In other words, physicians and patients assume that they have different ‘rights’ and ‘duties’ regarding specific types of knowledge.

MY MEDICAL ENCOUNTERS COM HOW TO

This is an examples of what Sacks (1972, 37-39) has called the category collection K, ‘a collection constructed by reference to special distributions of knowledge existing about how to deal with some trouble’, where ‘collection K is composed of two classes (professional, laymen)’. Predominant among the possibly relevant categories for the encounters to be discussed are the complementary ones of, on the one hand, physician, and, on the other, patient.

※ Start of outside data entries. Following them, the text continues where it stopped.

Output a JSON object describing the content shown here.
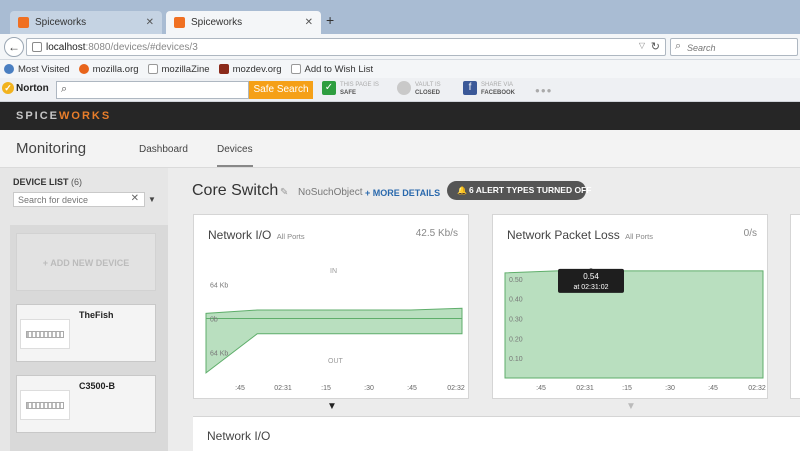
{
  "browser": {
    "tabs": [
      {
        "title": "Spiceworks",
        "active": false
      },
      {
        "title": "Spiceworks",
        "active": true
      }
    ],
    "new_tab": "+",
    "url_host": "localhost",
    "url_path": ":8080/devices/#devices/3",
    "search_placeholder": "Search",
    "bookmarks": [
      {
        "label": "Most Visited",
        "icon": "gear-icon",
        "color": "#4a7fc1"
      },
      {
        "label": "mozilla.org",
        "icon": "firefox-icon",
        "color": "#e8641b"
      },
      {
        "label": "mozillaZine",
        "icon": "page-icon",
        "color": "#ffffff"
      },
      {
        "label": "mozdev.org",
        "icon": "mozdev-icon",
        "color": "#8b2a1a"
      },
      {
        "label": "Add to Wish List",
        "icon": "page-icon",
        "color": "#ffffff"
      }
    ]
  },
  "norton": {
    "logo": "Norton",
    "safe_search": "Safe Search",
    "page_status_label": "THIS PAGE IS",
    "page_status_value": "SAFE",
    "vault_label": "VAULT IS",
    "vault_value": "CLOSED",
    "share_label": "SHARE VIA",
    "share_value": "FACEBOOK",
    "more": "●●●"
  },
  "app": {
    "logo_prefix": "SPICE",
    "logo_suffix": "WORKS",
    "section_title": "Monitoring",
    "tabs": [
      {
        "label": "Dashboard",
        "active": false
      },
      {
        "label": "Devices",
        "active": true
      }
    ]
  },
  "sidebar": {
    "title": "DEVICE LIST",
    "count": "(6)",
    "search_placeholder": "Search for device",
    "add_device": "+ ADD NEW DEVICE",
    "devices": [
      "TheFish",
      "C3500-B"
    ]
  },
  "device": {
    "name": "Core Switch",
    "snmp": "NoSuchObject",
    "more_details": "+ MORE DETAILS",
    "alert_pill": "6 ALERT TYPES TURNED OFF"
  },
  "cards": {
    "network_io": {
      "title": "Network I/O",
      "subtitle": "All Ports",
      "value": "42.5 Kb/s"
    },
    "packet_loss": {
      "title": "Network Packet Loss",
      "subtitle": "All Ports",
      "value": "0/s"
    },
    "network_io_bottom": {
      "title": "Network I/O"
    }
  },
  "chart_data": [
    {
      "type": "area",
      "title": "Network I/O",
      "x": [
        ":45",
        "02:31",
        ":15",
        ":30",
        ":45",
        "02:32"
      ],
      "ytick_labels": [
        "64 Kb",
        "0b",
        "64 Kb"
      ],
      "annotations": [
        "IN",
        "OUT"
      ],
      "series": [
        {
          "name": "IN",
          "values": [
            6,
            10,
            10,
            10,
            10,
            12
          ]
        },
        {
          "name": "OUT",
          "values": [
            -64,
            -18,
            -18,
            -18,
            -18,
            -18
          ]
        }
      ],
      "ylim": [
        -70,
        70
      ],
      "color": "#7fc48a"
    },
    {
      "type": "area",
      "title": "Network Packet Loss",
      "x": [
        ":45",
        "02:31",
        ":15",
        ":30",
        ":45",
        "02:32"
      ],
      "y_ticks": [
        "0.10",
        "0.20",
        "0.30",
        "0.40",
        "0.50"
      ],
      "values": [
        0.53,
        0.54,
        0.54,
        0.54,
        0.54,
        0.54
      ],
      "ylim": [
        0,
        0.6
      ],
      "tooltip": {
        "value": "0.54",
        "time": "at 02:31:02"
      },
      "color": "#7fc48a"
    }
  ]
}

Any next action can be related to the previous one, and produces a local context for the next.ģAs a background to their local decisions, participants rely in part on sets of notions which they presume to be shared among them regarding the various categories to which they belong and the various predicates associated with them. Each ‘production’ of talk-in-interaction is a collaborative one. In similar ways, interactants produce question-answer sequences, story-telling sequences, etc., of varying complexities. As one, speaker, for instance, initiates a greeting, other participants in the event are expected to greet in return, so that they produce a ‘greeting sequence’ together. The tasks tend to be asymmetrically distributed in terms of initiatives and responsibilities, while the objectives may be complementary, but at times divergent.ĢCA stresses that such formats have the character of sequential structures that evolve over time. These formats can be related to diverse tasks and objectives. Format preferences often become institutionalized, involving change over time and differences between various styles and cultures. Participants may differ in their format preferences and negotiate the organization of their encounter in more or less open ways. While being generic, they can and are continuously adapted to the local occasions of their use. 1Over the last 40 years or so, CA has discovered and formulated a range of more or less generic ‘formats’ which members of society have available to organize their interactions.